The actual heart of the album falls to a three-song suite that any Byrds fan will thrill to hear. “1000 Cities Falling” is a haunted acoustic murder ballad, with lead singer Dallas Good croaking “The angels killed the devils / Hung them in the streets / And reveled in the bloodlust and the fires of revenge” (this album isn’t bleak, honest!); “Song of the Chief Musician” is a shimmering psychedelic gem, anchored by the harmonizing of Dallas and his brother Travis; “Why Be So Curious?” is similarly haunting and spare. Oddly enough, these songs that comprise the mini-suite share no discernible common thematic elements (and they’re only linked by dint of the fact that they are labeled parts 1, 2, and 3), but they’re three of Favourite Colours‘s strongest moments.

With the suite completed by track six (on a 13-song album), the Sadies (inadvertently?) front-loaded Side A with the album’s best songs. The back half is hardly populated by slouches, but lightweight tunes like the twangy “As Much as Such” can’t match the punch packed by the album’s earlier cuts. So while they may not fit Favourite Colours‘s overall mood, I dig the instrumental ’60s pop homage “Only You and Your Eyes” and the rollicking “Coming Back” as stand-alone tracks.
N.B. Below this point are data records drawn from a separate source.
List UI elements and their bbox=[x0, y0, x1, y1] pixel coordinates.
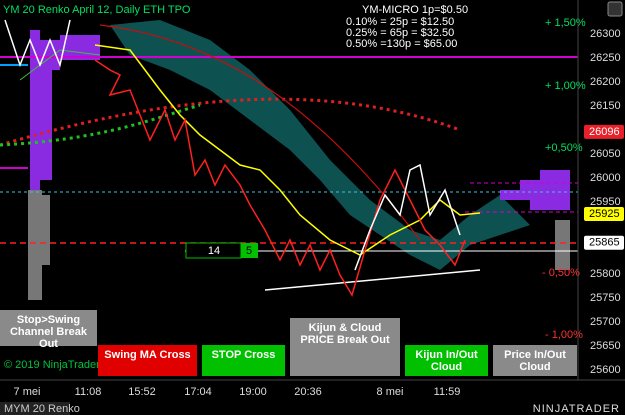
price-label: 25650 bbox=[590, 340, 621, 352]
instrument-tab[interactable] bbox=[0, 402, 70, 415]
tpo-profile bbox=[30, 30, 100, 190]
price-marker bbox=[584, 235, 624, 250]
percent-label: - 1,00% bbox=[545, 329, 583, 341]
trend-line bbox=[264, 269, 481, 291]
dynamic-layer: 26300 26250 26200 26150 26050 26000 25950 25800… bbox=[0, 28, 624, 398]
moving-average-dotted bbox=[0, 97, 461, 147]
percent-label: - 0,50% bbox=[542, 267, 580, 279]
price-marker-label: 25925 bbox=[589, 208, 620, 220]
price-label: 25800 bbox=[590, 268, 621, 280]
signal-button-label: Swing MA Cross bbox=[104, 349, 190, 361]
price-label: 25600 bbox=[590, 364, 621, 376]
trend-line bbox=[19, 49, 101, 81]
time-label: 7 mei bbox=[14, 386, 41, 398]
signal-button[interactable] bbox=[98, 345, 197, 376]
price-label: 25950 bbox=[590, 196, 621, 208]
time-label: 8 mei bbox=[377, 386, 404, 398]
info-line: YM-MICRO 1p=$0.50 bbox=[362, 4, 468, 16]
tpo-profile-right-lower bbox=[555, 220, 570, 270]
signal-button[interactable] bbox=[405, 345, 488, 376]
chart-title: YM 20 Renko April 12, Daily ETH TPO bbox=[3, 4, 191, 16]
counter-value: 14 bbox=[208, 245, 220, 257]
time-label: 15:52 bbox=[128, 386, 156, 398]
time-label: 11:59 bbox=[434, 386, 461, 398]
signal-button-label: Kijun In/Out Cloud bbox=[415, 349, 478, 373]
price-marker-label: 26096 bbox=[589, 126, 620, 138]
signal-button-label: Price In/Out Cloud bbox=[504, 349, 566, 373]
signal-line bbox=[94, 44, 481, 256]
info-line: 0.25% = 65p = $32.50 bbox=[346, 27, 454, 39]
instrument-tab-label: MYM 20 Renko bbox=[4, 403, 80, 415]
tpo-profile-right bbox=[500, 170, 570, 210]
percent-label: + 1,00% bbox=[545, 80, 586, 92]
signal-button[interactable] bbox=[493, 345, 577, 376]
moving-average-green bbox=[0, 103, 201, 147]
signal-button-label: STOP Cross bbox=[212, 349, 276, 361]
signal-button[interactable] bbox=[290, 318, 400, 376]
percent-label: +0,50% bbox=[545, 142, 583, 154]
price-label: 26050 bbox=[590, 148, 621, 160]
price-label: 26000 bbox=[590, 172, 621, 184]
info-line: 0.10% = 25p = $12.50 bbox=[346, 16, 454, 28]
price-label: 26250 bbox=[590, 52, 621, 64]
info-box: YM-MICRO 1p=$0.50 0.10% = 25p = $12.50 0… bbox=[346, 4, 468, 50]
close-button[interactable] bbox=[607, 1, 623, 17]
price-line-white bbox=[4, 19, 71, 68]
copyright: © 2019 NinjaTrader, LLC bbox=[4, 359, 125, 371]
time-label: 11:08 bbox=[75, 386, 102, 398]
price-label: 26200 bbox=[590, 76, 621, 88]
brand: NINJATRADER bbox=[533, 403, 620, 415]
price-marker bbox=[584, 124, 624, 139]
time-label: 17:04 bbox=[184, 386, 212, 398]
time-label: 19:00 bbox=[239, 386, 267, 398]
price-marker-label: 25865 bbox=[589, 237, 620, 249]
signal-button-label: Kijun & Cloud PRICE Break Out bbox=[300, 322, 390, 346]
price-line-white bbox=[354, 163, 461, 271]
percent-label: + 1,50% bbox=[545, 17, 586, 29]
info-line: 0.50% =130p = $65.00 bbox=[346, 38, 457, 50]
price-label: 26300 bbox=[590, 28, 621, 40]
tpo-profile-lower bbox=[28, 190, 50, 300]
counter-value: 5 bbox=[246, 245, 252, 257]
counter-box bbox=[241, 243, 258, 258]
signal-button[interactable] bbox=[202, 345, 285, 376]
price-label: 25750 bbox=[590, 292, 621, 304]
price-line bbox=[94, 59, 466, 297]
signal-button[interactable] bbox=[0, 310, 97, 346]
percent-labels: + 1,50% + 1,00% +0,50% - 0,50% - 1,00% bbox=[542, 17, 586, 341]
price-label: 26150 bbox=[590, 100, 621, 112]
signal-button-label: Stop>Swing Channel Break Out bbox=[10, 314, 88, 350]
price-label: 25700 bbox=[590, 316, 621, 328]
price-marker bbox=[584, 207, 624, 221]
time-label: 20:36 bbox=[294, 386, 322, 398]
ichimoku-cloud bbox=[110, 20, 530, 270]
The Sadies close the album with some help from Robyn Hitchcock (with whom the band has collaborated in the past — the press packet mentions some Syd Barrett covers), who penned and sings “Why Would Anybody Live Here?”, a pretty waltz fortified by Hitchcock’s booming voice — a voice so loud it practically drowns out Good’s voice on the other songs. Again, it’s a great stand-alone track, but it’s less effective when taken in context of the whole album.
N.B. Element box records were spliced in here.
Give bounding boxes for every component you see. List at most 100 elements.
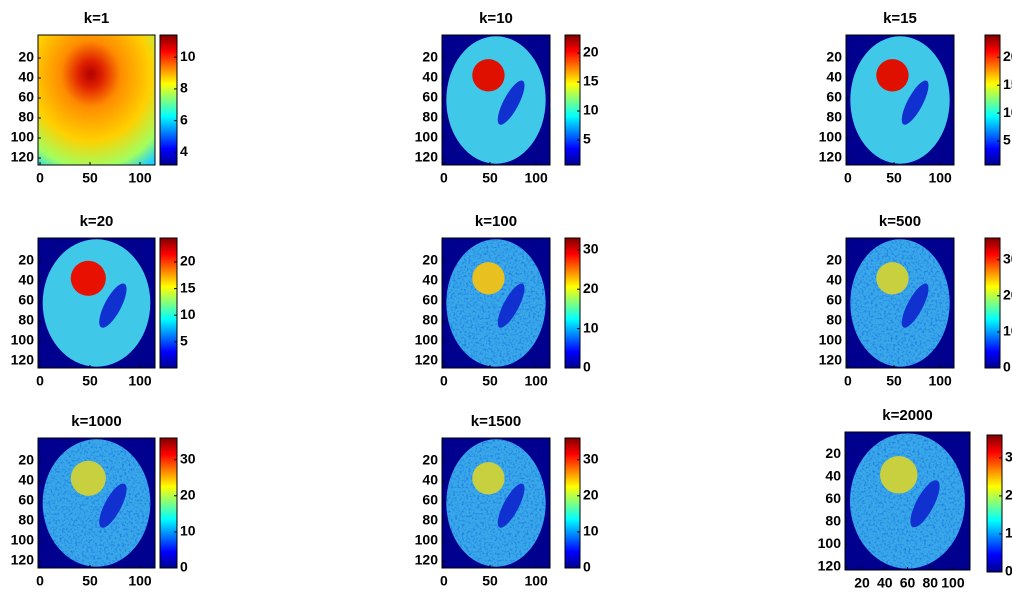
panel-title: k=20 <box>80 213 114 230</box>
colorbar <box>159 437 178 569</box>
lesion <box>70 460 106 496</box>
x-tick-label: 50 <box>82 573 98 589</box>
colorbar-tick-label: 10 <box>180 523 196 539</box>
y-tick-label: 100 <box>818 535 842 551</box>
colorbar-tick-label: 30 <box>1005 449 1012 465</box>
y-tick-label: 60 <box>18 89 34 105</box>
y-tick-label: 20 <box>18 252 34 268</box>
colorbar-tick-label: 5 <box>180 333 188 349</box>
y-tick-label: 120 <box>819 352 843 368</box>
x-tick-label: 20 <box>854 575 870 591</box>
colorbar-tick-label: 10 <box>583 319 599 335</box>
colorbar-tick-label: 10 <box>180 48 196 64</box>
y-tick-label: 20 <box>422 49 438 65</box>
image-panel: k=20 0 50 100 20 40 60 80 100 120 5 10 15 20 <box>11 213 196 389</box>
axes-frame <box>845 237 955 369</box>
x-tick-label: 50 <box>82 170 98 186</box>
y-tick-label: 120 <box>818 557 842 573</box>
x-tick-label: 50 <box>482 573 498 589</box>
colorbar-tick-label: 15 <box>180 279 196 295</box>
panel-title: k=1 <box>84 10 109 27</box>
colorbar-tick-label: 20 <box>1003 286 1012 302</box>
colorbar-tick-label: 20 <box>1003 48 1012 64</box>
lesion <box>876 59 909 92</box>
y-tick-label: 60 <box>422 292 438 308</box>
colorbar <box>564 237 581 369</box>
x-tick-label: 80 <box>922 575 938 591</box>
panel-title: k=500 <box>879 213 921 230</box>
y-tick-label: 20 <box>826 252 842 268</box>
y-tick-label: 40 <box>422 272 438 288</box>
colorbar-tick-label: 15 <box>583 73 599 89</box>
y-tick-label: 120 <box>415 149 439 165</box>
x-tick-label: 100 <box>128 170 152 186</box>
y-tick-label: 100 <box>415 129 439 145</box>
axes-frame <box>37 34 156 166</box>
colorbar-tick-label: 10 <box>180 306 196 322</box>
phantom-noise <box>42 439 151 567</box>
x-tick-label: 100 <box>128 373 152 389</box>
cavity <box>901 80 929 125</box>
y-tick-label: 20 <box>18 452 34 468</box>
y-tick-label: 60 <box>825 490 841 506</box>
phantom <box>850 36 950 164</box>
colorbar-tick-label: 30 <box>583 450 599 466</box>
x-tick-label: 40 <box>877 575 893 591</box>
colorbar-tick-label: 5 <box>1003 132 1011 148</box>
x-tick-label: 100 <box>928 170 952 186</box>
y-tick-label: 80 <box>825 512 841 528</box>
y-tick-label: 80 <box>422 512 438 528</box>
lesion <box>880 456 918 494</box>
image <box>38 35 155 165</box>
colorbar <box>159 34 178 166</box>
x-tick-label: 50 <box>482 170 498 186</box>
axes-frame <box>37 437 156 569</box>
colorbar-tick-label: 10 <box>1003 323 1012 339</box>
y-tick-label: 100 <box>415 532 439 548</box>
x-tick-label: 100 <box>128 573 152 589</box>
axes-frame <box>441 237 551 369</box>
phantom-noise <box>850 433 965 569</box>
axes-frame <box>845 34 955 166</box>
x-tick-label: 100 <box>524 170 548 186</box>
y-tick-label: 20 <box>825 445 841 461</box>
panel-title: k=1000 <box>71 413 121 430</box>
x-tick-label: 0 <box>844 170 852 186</box>
x-tick-label: 60 <box>900 575 916 591</box>
y-tick-label: 100 <box>415 332 439 348</box>
y-tick-label: 100 <box>819 129 843 145</box>
colorbar-tick-label: 4 <box>180 143 188 159</box>
lesion <box>472 59 505 92</box>
x-tick-label: 0 <box>844 373 852 389</box>
lesion <box>472 462 505 495</box>
colorbar-tick-label: 20 <box>583 486 599 502</box>
y-tick-label: 60 <box>18 492 34 508</box>
colorbar-tick-label: 6 <box>180 111 188 127</box>
phantom-noise <box>850 239 950 367</box>
y-tick-label: 120 <box>11 352 35 368</box>
cavity <box>497 483 525 528</box>
cavity <box>99 283 127 328</box>
y-tick-label: 60 <box>422 492 438 508</box>
colorbar <box>564 34 581 166</box>
phantom <box>42 239 151 367</box>
x-tick-label: 0 <box>36 170 44 186</box>
y-tick-label: 60 <box>422 89 438 105</box>
panel-title: k=10 <box>479 10 513 27</box>
y-tick-label: 20 <box>826 49 842 65</box>
x-tick-label: 0 <box>440 373 448 389</box>
colorbar <box>984 237 1001 369</box>
x-tick-label: 100 <box>928 373 952 389</box>
y-tick-label: 100 <box>11 532 35 548</box>
y-tick-label: 120 <box>11 552 35 568</box>
colorbar-tick-label: 20 <box>180 486 196 502</box>
y-tick-label: 80 <box>18 512 34 528</box>
y-tick-label: 40 <box>18 69 34 85</box>
colorbar-tick-label: 20 <box>583 44 599 60</box>
x-tick-label: 50 <box>886 373 902 389</box>
colorbar-tick-label: 20 <box>583 280 599 296</box>
colorbar <box>564 437 581 569</box>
Byrds fans, as mentioned, will rejoice with the album, as will Canadians, who can proudly add the Sadies to their country’s, uh, Americana ranks, joining the Band, Neil Young, and Neko Case. (Canadian Byrds fans will likely explode with joy.) One last name drop: With Favourite Colours, the Sadies have crafted the finest alt-country/folk record since Uncle Tupelo’s March 16-20, 1992. Just be sure to wait til a gray/grey autumn day to find out.